Pendant la journée et la journée est parfois longue, en été surtout le soleil est visible plus longtemps et aussi un peu plus gros. Il peut donc parcourir une plus longue distance. Les journées sont plus étendues qu’en hiver. Il nous accompagne un temps plus appréciable et la prune apprécie plus longtemps le soleil. Il n’y en a pas qu’une mais comme il y en a beaucoup une seule suffit à vous donner l’idée d’une prune, au bout de la branche qui doit être bien fine et légère.

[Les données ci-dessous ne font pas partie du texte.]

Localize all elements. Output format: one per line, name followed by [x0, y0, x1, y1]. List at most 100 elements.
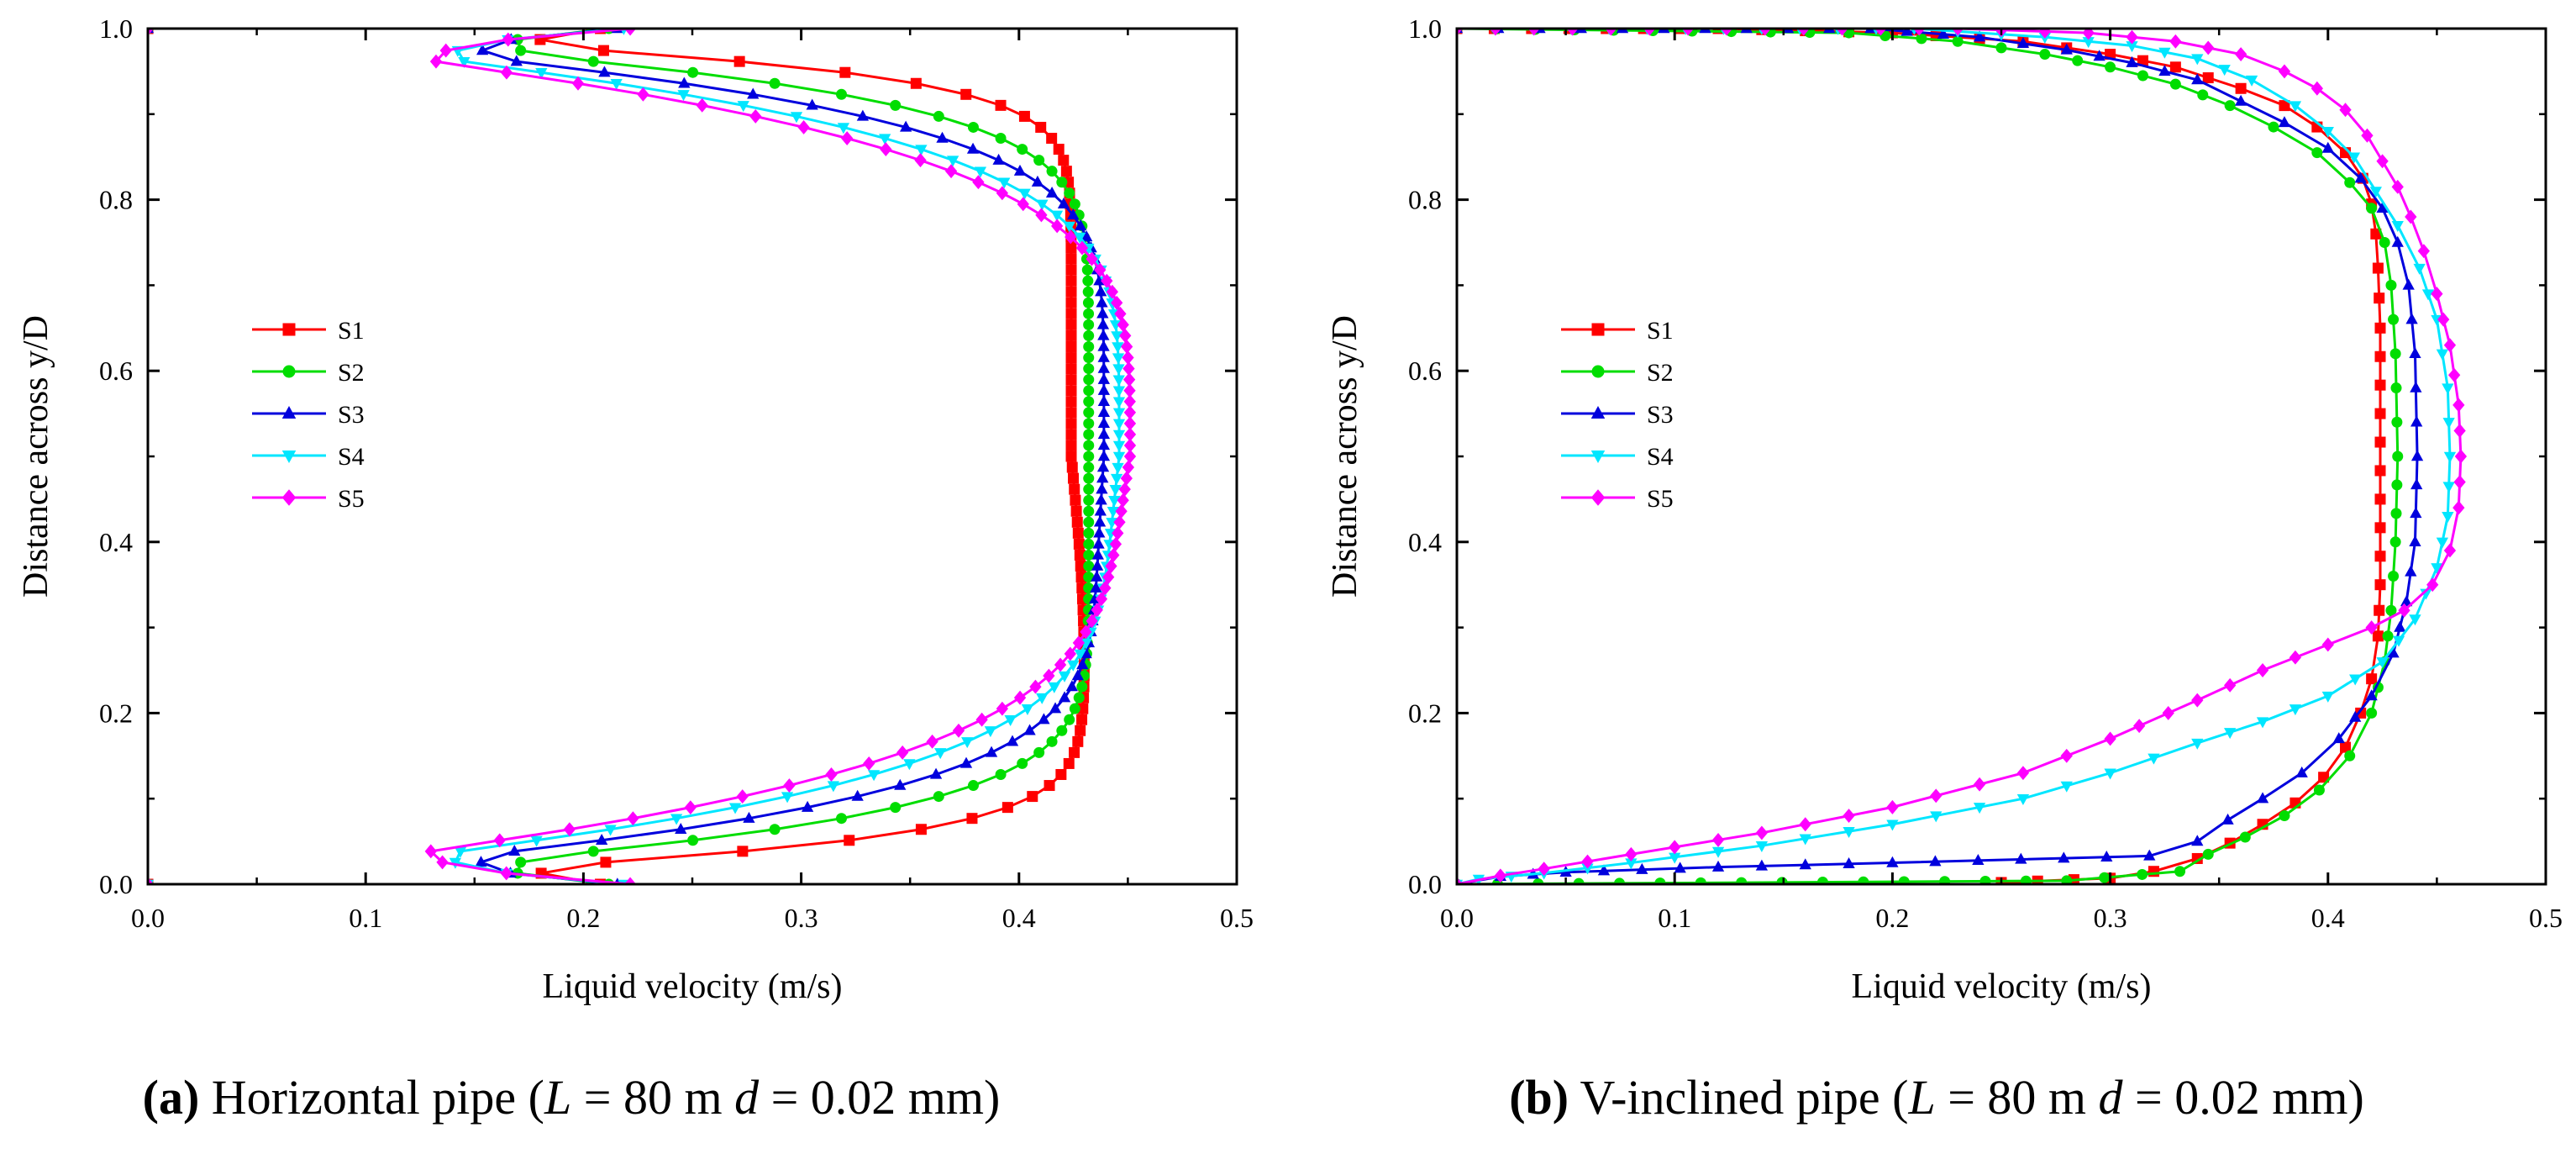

Il y a donc aussi un prunier qui est en partie caché par les prunes. Au-dessus du prunier il y a le ciel. Des gens lui font coucou le matin.
Si l’on repose la tête entre les mains, comme ça : hooop hoooooooop hooop ! les coudes bien au sol, en laissant l’herbe nous chatouiller on peut voir qu’une fleur sous le pommier ressemble à un parasol et protège ainsi les coccinelles. On peut voir aussi les coccinelles si l’on attend un peu. Si l’on est pressé ça arrive.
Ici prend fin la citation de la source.